To transition the toe into uphill mode, I either kick the “Shift” block back with the heel of my boot, or lightly strike it with the palm of my hand. Then, I use my pole tip to press down the lock lever, which opens the wings to step in.
When going into downhill mode, I first flip the brake lock forward. This is important because if you leave the brakes locked up, it will cause issues stepping into the binding, and your brakes won’t come out if you release. This is something that I’ll be keeping an eye on as I get more time on the bindings.

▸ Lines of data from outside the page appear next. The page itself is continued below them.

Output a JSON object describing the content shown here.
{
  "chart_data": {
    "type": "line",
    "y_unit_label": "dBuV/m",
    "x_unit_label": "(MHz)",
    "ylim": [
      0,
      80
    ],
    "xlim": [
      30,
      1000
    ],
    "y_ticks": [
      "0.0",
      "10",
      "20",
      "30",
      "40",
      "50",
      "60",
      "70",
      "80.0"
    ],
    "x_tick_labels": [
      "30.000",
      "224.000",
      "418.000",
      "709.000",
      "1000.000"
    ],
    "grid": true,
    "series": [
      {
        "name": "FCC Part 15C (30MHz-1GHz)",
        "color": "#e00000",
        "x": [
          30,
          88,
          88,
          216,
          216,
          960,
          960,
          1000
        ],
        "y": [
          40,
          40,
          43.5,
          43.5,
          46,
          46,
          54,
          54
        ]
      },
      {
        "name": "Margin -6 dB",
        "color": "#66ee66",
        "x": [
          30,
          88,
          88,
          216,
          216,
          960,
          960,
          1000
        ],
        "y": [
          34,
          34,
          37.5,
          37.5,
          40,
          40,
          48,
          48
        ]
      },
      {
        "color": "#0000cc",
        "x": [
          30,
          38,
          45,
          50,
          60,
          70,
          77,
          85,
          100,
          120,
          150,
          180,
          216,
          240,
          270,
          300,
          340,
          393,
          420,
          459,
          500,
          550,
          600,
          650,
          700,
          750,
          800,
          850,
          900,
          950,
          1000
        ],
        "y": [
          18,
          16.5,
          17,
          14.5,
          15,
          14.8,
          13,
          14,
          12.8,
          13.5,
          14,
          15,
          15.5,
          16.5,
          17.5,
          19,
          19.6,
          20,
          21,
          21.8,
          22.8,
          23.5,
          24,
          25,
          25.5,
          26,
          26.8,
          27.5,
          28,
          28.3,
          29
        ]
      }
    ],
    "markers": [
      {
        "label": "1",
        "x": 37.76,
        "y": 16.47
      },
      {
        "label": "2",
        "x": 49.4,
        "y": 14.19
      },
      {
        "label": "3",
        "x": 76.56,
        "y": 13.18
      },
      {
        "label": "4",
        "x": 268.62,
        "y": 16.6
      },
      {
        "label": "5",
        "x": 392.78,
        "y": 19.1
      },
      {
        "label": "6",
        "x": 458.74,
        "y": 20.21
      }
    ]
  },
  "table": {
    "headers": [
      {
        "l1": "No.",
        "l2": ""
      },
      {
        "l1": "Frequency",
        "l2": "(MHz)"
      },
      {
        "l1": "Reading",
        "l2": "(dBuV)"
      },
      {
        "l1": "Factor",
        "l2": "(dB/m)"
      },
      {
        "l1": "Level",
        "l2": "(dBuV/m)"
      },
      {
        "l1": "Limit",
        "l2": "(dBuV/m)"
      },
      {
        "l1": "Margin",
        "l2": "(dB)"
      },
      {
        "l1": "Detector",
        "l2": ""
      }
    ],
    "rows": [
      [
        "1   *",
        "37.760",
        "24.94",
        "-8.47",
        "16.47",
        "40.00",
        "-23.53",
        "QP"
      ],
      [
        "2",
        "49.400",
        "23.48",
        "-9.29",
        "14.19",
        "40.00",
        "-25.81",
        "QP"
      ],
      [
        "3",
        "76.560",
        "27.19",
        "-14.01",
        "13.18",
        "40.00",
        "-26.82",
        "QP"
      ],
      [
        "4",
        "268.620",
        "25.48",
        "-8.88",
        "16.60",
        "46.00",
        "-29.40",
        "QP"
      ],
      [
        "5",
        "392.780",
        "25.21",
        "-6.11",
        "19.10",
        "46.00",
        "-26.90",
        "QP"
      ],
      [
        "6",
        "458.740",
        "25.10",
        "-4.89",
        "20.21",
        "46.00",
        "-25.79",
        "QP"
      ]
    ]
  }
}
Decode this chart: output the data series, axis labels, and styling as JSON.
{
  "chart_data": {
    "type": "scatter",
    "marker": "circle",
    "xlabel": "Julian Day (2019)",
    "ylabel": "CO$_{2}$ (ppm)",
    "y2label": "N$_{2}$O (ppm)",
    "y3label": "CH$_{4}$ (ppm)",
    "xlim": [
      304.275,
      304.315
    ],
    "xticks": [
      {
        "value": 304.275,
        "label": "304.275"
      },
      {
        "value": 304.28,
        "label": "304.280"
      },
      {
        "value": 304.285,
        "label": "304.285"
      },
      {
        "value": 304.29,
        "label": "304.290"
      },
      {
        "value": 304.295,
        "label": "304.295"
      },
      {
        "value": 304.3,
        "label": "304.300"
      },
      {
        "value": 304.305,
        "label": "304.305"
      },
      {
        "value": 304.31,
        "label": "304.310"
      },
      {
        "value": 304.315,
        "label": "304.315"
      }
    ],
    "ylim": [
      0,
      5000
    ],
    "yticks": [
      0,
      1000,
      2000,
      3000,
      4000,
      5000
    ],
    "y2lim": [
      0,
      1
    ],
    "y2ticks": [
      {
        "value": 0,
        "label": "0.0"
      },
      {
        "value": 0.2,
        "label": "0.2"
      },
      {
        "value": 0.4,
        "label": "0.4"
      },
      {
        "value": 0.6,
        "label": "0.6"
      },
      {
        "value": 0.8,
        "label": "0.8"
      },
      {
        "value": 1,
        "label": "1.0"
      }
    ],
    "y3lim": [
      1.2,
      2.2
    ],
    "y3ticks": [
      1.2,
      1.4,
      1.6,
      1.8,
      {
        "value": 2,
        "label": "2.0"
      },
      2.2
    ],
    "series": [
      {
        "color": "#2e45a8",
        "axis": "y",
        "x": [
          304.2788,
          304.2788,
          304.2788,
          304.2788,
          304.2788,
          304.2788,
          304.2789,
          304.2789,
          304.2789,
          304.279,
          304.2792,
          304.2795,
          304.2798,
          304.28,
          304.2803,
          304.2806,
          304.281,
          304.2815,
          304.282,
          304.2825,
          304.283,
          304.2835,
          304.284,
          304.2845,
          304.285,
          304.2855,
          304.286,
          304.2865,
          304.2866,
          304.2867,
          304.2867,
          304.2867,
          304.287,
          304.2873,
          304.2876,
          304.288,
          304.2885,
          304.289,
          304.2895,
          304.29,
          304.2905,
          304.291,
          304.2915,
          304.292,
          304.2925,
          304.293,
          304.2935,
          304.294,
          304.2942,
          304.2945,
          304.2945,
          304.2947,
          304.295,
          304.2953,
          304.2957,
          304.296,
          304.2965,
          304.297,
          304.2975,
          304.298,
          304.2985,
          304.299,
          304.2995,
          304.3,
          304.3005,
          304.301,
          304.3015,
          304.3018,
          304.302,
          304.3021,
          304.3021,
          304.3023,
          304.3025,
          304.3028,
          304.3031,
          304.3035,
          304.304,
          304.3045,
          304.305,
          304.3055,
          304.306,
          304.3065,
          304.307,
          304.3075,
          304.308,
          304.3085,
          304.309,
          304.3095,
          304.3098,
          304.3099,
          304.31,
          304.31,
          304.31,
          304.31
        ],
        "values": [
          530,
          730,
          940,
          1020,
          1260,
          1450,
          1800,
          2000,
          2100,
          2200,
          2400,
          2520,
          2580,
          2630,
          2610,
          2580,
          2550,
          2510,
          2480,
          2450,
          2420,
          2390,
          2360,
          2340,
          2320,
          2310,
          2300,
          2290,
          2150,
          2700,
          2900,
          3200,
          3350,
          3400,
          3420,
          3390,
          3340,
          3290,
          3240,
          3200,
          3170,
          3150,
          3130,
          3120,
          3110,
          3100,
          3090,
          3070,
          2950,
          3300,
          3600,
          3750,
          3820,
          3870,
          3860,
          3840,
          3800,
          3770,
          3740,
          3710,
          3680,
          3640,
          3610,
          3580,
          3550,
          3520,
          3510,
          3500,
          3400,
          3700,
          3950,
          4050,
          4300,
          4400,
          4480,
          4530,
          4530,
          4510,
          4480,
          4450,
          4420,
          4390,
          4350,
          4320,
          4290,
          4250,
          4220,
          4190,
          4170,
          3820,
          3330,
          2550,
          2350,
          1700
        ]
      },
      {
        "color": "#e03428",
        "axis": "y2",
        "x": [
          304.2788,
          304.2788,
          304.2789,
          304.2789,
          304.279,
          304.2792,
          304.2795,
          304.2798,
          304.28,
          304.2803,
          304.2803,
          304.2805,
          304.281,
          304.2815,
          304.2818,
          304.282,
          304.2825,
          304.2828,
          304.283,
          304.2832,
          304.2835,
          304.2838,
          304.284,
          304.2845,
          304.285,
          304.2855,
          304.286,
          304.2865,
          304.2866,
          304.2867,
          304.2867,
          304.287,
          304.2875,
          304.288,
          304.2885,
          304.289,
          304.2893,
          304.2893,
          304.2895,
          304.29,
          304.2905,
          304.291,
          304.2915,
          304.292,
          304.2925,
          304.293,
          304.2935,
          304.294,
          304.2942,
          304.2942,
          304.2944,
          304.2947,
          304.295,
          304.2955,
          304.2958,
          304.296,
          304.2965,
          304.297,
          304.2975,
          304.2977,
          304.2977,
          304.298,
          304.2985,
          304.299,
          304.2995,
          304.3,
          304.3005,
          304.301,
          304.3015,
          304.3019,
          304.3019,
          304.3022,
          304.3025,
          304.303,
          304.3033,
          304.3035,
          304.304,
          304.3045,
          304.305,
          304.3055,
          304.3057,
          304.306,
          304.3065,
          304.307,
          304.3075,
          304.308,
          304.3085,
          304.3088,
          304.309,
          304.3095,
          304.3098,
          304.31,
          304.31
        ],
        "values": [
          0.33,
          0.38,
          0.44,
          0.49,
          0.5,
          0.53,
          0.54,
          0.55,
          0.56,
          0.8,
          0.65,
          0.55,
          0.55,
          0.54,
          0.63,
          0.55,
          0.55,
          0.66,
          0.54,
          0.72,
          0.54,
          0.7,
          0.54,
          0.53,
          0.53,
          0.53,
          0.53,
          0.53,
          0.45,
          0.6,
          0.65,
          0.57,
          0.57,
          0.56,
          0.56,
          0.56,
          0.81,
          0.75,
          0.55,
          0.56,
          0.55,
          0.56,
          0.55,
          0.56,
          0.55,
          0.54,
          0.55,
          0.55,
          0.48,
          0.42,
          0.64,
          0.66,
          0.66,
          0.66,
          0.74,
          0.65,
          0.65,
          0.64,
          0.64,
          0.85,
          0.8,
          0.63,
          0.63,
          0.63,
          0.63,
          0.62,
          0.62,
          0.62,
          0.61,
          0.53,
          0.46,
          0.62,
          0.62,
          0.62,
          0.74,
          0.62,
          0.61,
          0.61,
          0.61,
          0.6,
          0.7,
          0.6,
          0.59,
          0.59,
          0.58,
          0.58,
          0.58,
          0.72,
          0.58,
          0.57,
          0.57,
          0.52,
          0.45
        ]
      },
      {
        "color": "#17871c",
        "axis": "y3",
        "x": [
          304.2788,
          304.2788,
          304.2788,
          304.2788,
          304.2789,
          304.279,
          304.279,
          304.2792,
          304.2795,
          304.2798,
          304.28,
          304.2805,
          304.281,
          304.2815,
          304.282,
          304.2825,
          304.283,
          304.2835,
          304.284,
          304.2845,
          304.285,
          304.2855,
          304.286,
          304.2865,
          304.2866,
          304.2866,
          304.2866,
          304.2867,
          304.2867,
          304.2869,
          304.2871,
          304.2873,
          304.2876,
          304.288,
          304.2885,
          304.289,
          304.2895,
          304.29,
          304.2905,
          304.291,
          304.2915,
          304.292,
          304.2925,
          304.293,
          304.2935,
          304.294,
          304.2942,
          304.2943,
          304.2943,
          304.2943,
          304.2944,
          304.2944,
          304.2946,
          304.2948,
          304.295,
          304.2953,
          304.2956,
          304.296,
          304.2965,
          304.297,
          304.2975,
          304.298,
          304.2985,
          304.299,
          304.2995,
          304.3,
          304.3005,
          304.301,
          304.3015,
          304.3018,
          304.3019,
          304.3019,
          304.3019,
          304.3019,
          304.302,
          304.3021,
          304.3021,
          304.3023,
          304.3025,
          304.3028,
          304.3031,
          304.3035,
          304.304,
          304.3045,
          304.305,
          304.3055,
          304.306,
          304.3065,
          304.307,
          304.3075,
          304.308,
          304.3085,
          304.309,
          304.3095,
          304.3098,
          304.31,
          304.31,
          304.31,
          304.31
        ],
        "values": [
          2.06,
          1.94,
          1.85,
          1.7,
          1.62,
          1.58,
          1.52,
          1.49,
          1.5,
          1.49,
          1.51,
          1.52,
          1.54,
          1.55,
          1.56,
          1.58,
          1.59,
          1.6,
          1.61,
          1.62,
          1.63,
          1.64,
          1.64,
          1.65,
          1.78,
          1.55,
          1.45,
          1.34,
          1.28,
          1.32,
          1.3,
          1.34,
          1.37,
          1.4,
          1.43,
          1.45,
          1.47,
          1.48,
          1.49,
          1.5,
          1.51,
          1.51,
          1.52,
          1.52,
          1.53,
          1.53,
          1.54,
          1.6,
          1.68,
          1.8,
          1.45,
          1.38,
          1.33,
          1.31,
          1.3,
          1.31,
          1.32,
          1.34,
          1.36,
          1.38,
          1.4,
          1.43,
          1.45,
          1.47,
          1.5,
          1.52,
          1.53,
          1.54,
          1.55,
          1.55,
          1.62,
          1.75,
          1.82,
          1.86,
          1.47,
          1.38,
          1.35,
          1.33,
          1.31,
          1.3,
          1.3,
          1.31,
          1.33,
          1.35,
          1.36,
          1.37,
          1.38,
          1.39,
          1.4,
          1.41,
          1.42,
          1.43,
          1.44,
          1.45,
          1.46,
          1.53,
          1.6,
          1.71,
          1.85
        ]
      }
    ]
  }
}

After unlocking the brakes, I squeeze the wings of the toe piece together (this loosens the tension on the Shift block) and pull the Shift block into downhill position. It is possible to do this with one hand and it takes a surprisingly little amount of effort.
Finally, a quick push of the lock lever tucks the lever away near the top of the ski.
The most finicky part of transitions is stepping into the binding in uphill mode. First, you have to press the lock lever down with your pole, which spreads the pins wide enough to get your boot through. Then, the tricky part is getting the pins to interface properly with the inserts in the boots. I find it easiest to slot one of the pins into its respective insert, then slowly close the pins (by letting up on the pole pressure on the lock lever) and try to align the other pin with the other insert. It still takes me a couple tries to step in when I transition, but it is getting easier.
Another point to make is with respect to the lock lever, which has two locking positions. In the first position, the binding isn’t completely locked. Cody Townsend told me this setting is really only for “meadow skipping.” I can confirm this, as I have come out of the toe while side-hilling in this first position. With the toe locked in the second position, I haven’t had any problems.
I’m eager to keep skiing the Shift and hope to get another few days on it later this week in the current low-tide conditions of the Colorado Front Range. And once all of our collective snow dances kick in, I’ll have more to say about the downhill performance of the Shift.